Robert Burns was no angel - maybe that is why he is held in such enduring esteem? He was a rather lost philanderer who knew good times and bad but was loved unconditionally by Jean Amour, the mother of most of his many children and whom he eventually married.
Burns lived from 25th January 1759 until 21st July, 1796. Many of the distilleries of his day are no longer in production but I selected three that could make claims to be the drams to drink today: Strathisla, Balblair and Glen Garioch.
Strathisla is Scotland’s oldest working distillery in the Highlands, founded in 1786, well within Burns’ lifetime. It is a very easy whisky: I find the 12yo quite light although some refer to it as rich and fruity, which comes from its sherry barrel maturation. It does develop on the palate but I like just a little more edginess in my dram. It’s popularity is, however, enduring and may be something to do with its very reasonable price for a Speyside 12yo at around £33.
Across the Cromarty Firth and further north by Tain, Balblair was founded in 1790 and would therefore have been well into production in the Bard’s lifetime.

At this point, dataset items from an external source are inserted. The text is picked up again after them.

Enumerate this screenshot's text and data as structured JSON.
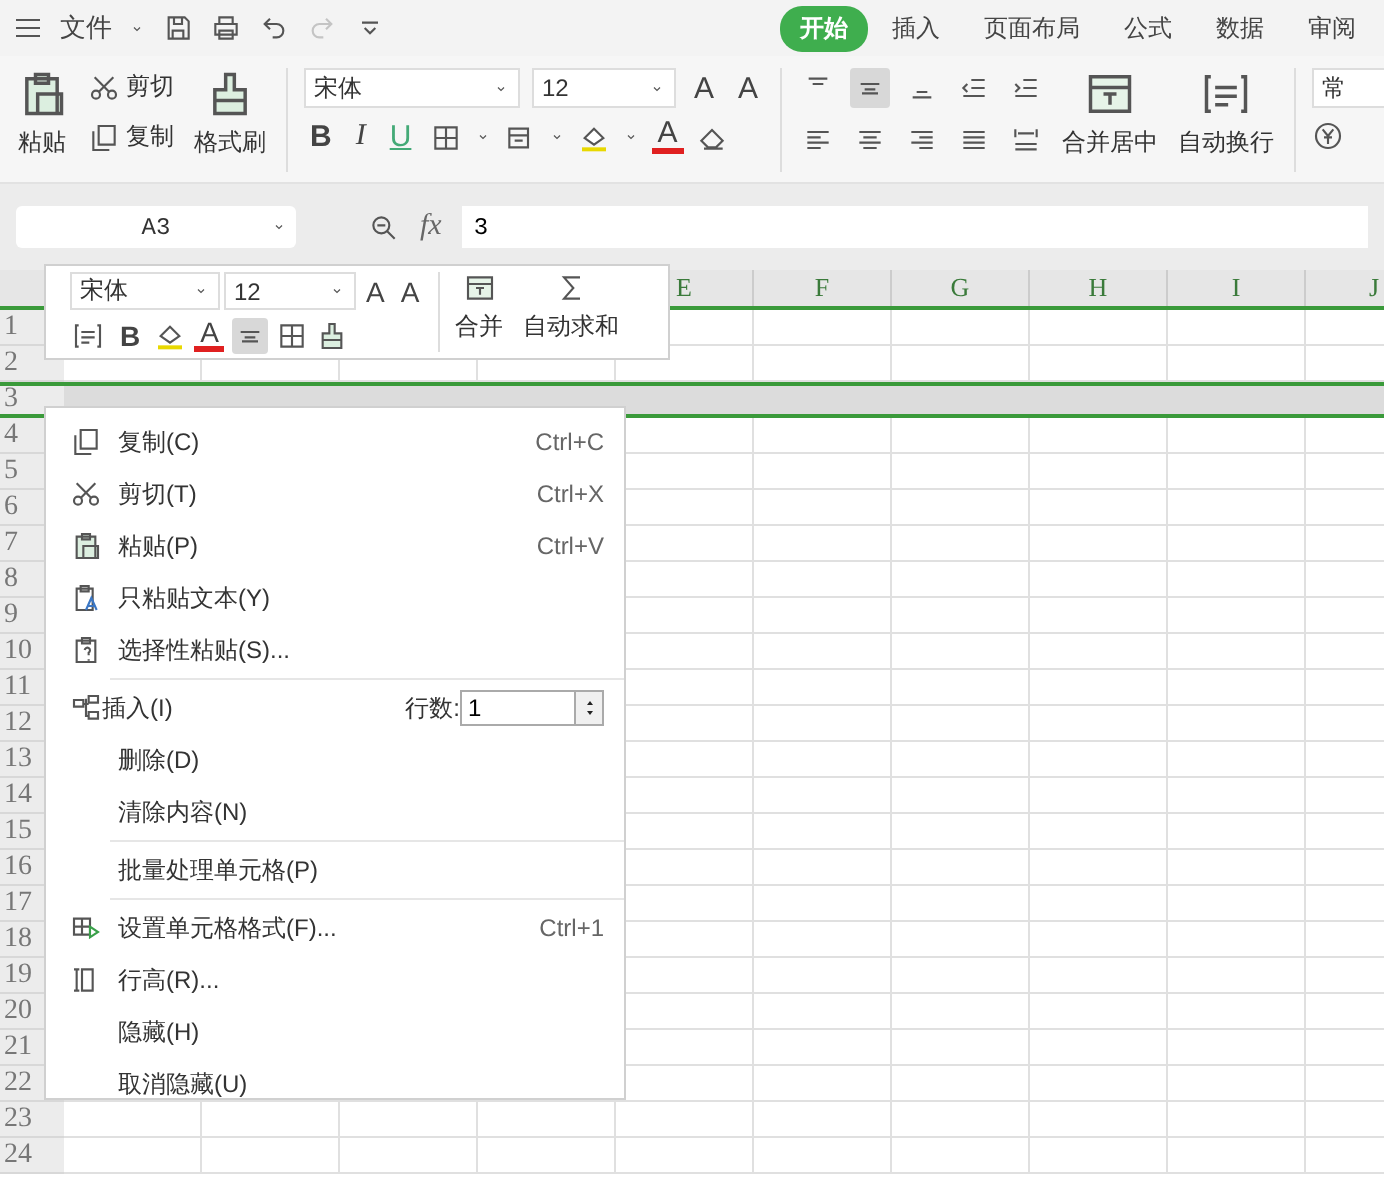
{
  "topbar": {
    "file_menu": "文件",
    "redo_disabled": true,
    "tabs": [
      {
        "label": "开始",
        "selected": true
      },
      {
        "label": "插入",
        "selected": false
      },
      {
        "label": "页面布局",
        "selected": false
      },
      {
        "label": "公式",
        "selected": false
      },
      {
        "label": "数据",
        "selected": false
      },
      {
        "label": "审阅",
        "selected": false
      }
    ]
  },
  "ribbon": {
    "paste": "粘贴",
    "cut": "剪切",
    "copy": "复制",
    "format_painter": "格式刷",
    "font": {
      "name": "宋体",
      "size": "12",
      "grow": "A",
      "shrink": "A",
      "bold": "B",
      "italic": "I",
      "underline": "U",
      "font_color": "A"
    },
    "align_buttons": [
      {
        "selected": false
      },
      {
        "selected": true
      },
      {
        "selected": false
      },
      {
        "selected": false
      },
      {
        "selected": false
      }
    ],
    "merge": "合并居中",
    "wrap": "自动换行",
    "number_format": "常"
  },
  "formula_bar": {
    "cell": "A3",
    "fx": "fx",
    "value": "3"
  },
  "sheet": {
    "columns": [
      "E",
      "F",
      "G",
      "H",
      "I",
      "J"
    ],
    "rows": [
      {
        "label": "1",
        "selected": false
      },
      {
        "label": "2",
        "selected": false
      },
      {
        "label": "3",
        "selected": true
      },
      {
        "label": "4",
        "selected": false
      },
      {
        "label": "5",
        "selected": false
      },
      {
        "label": "6",
        "selected": false
      },
      {
        "label": "7",
        "selected": false
      },
      {
        "label": "8",
        "selected": false
      },
      {
        "label": "9",
        "selected": false
      },
      {
        "label": "10",
        "selected": false
      },
      {
        "label": "11",
        "selected": false
      },
      {
        "label": "12",
        "selected": false
      },
      {
        "label": "13",
        "selected": false
      },
      {
        "label": "14",
        "selected": false
      },
      {
        "label": "15",
        "selected": false
      },
      {
        "label": "16",
        "selected": false
      },
      {
        "label": "17",
        "selected": false
      },
      {
        "label": "18",
        "selected": false
      },
      {
        "label": "19",
        "selected": false
      },
      {
        "label": "20",
        "selected": false
      },
      {
        "label": "21",
        "selected": false
      },
      {
        "label": "22",
        "selected": false
      },
      {
        "label": "23",
        "selected": false
      },
      {
        "label": "24",
        "selected": false
      }
    ]
  },
  "mini_toolbar": {
    "font": "宋体",
    "size": "12",
    "grow": "A",
    "shrink": "A",
    "bold": "B",
    "font_color": "A",
    "align_selected": true,
    "merge": "合并",
    "autosum": "自动求和"
  },
  "context_menu": [
    {
      "kind": "item",
      "label": "复制(C)",
      "shortcut": "Ctrl+C"
    },
    {
      "kind": "item",
      "label": "剪切(T)",
      "shortcut": "Ctrl+X"
    },
    {
      "kind": "item",
      "label": "粘贴(P)",
      "shortcut": "Ctrl+V"
    },
    {
      "kind": "item",
      "label": "只粘贴文本(Y)"
    },
    {
      "kind": "item",
      "label": "选择性粘贴(S)..."
    },
    {
      "kind": "separator"
    },
    {
      "kind": "insert",
      "label": "插入(I)",
      "count_label": "行数:",
      "count": "1"
    },
    {
      "kind": "item",
      "label": "删除(D)"
    },
    {
      "kind": "item",
      "label": "清除内容(N)"
    },
    {
      "kind": "separator"
    },
    {
      "kind": "item",
      "label": "批量处理单元格(P)"
    },
    {
      "kind": "separator"
    },
    {
      "kind": "item",
      "label": "设置单元格格式(F)...",
      "shortcut": "Ctrl+1"
    },
    {
      "kind": "item",
      "label": "行高(R)..."
    },
    {
      "kind": "item",
      "label": "隐藏(H)"
    },
    {
      "kind": "item",
      "label": "取消隐藏(U)"
    }
  ]
}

If ever there was a whisky to divide opinion it is Balblair but I am on the side of enjoying it. The drams are generally complex and worth working at but in 2018 Gordon & Macphail released a deliciously accessible 12yo Balblair as part of the Discovery range, showcasing its exceptional bourbon maturation characteristics. As this range all retails at just shy of £50 it is a dram that is well worth a taste.
Time and again I return to Glen Garioch, a distillery in Aberdeenshire in the heart of wheat growing country. My favourite dram to date of theirs is the Founder’s Reserve, an unusually smooth and creamy whisky for me but an utterly affordable single malt at around £35. Now, the eagle-eyed amongst you will spot the date of 1797 on the label of the bottle, a year after Burns’ death. However, Glen Garioch was built on the site of the previous Meldrum distillery and so, in my mind at least, Burns would certainly have had the possibility of enjoying a dram from this site.
Were I to be supplying the whisky for a haggis supper tonight I would certainly be serving Glen Garioch. However, we will be at the local pub with our traditional music group to supply some entertainment during an Impormptu Burns Supper raising funds for CLAN, the local cancer support group. Haggis here in Orkney is served with minced beef in gravy accompanying it and clapshot, a dish of tatties and neeps (swede) boiled and mashed together. We’ll be playing sets of Robert Burns waltz’s, reels and marches. For Nick and I, at least, his music is easier than his poetry.
Now, I must go and look up the proper words for the verses of Auld Lang Syne.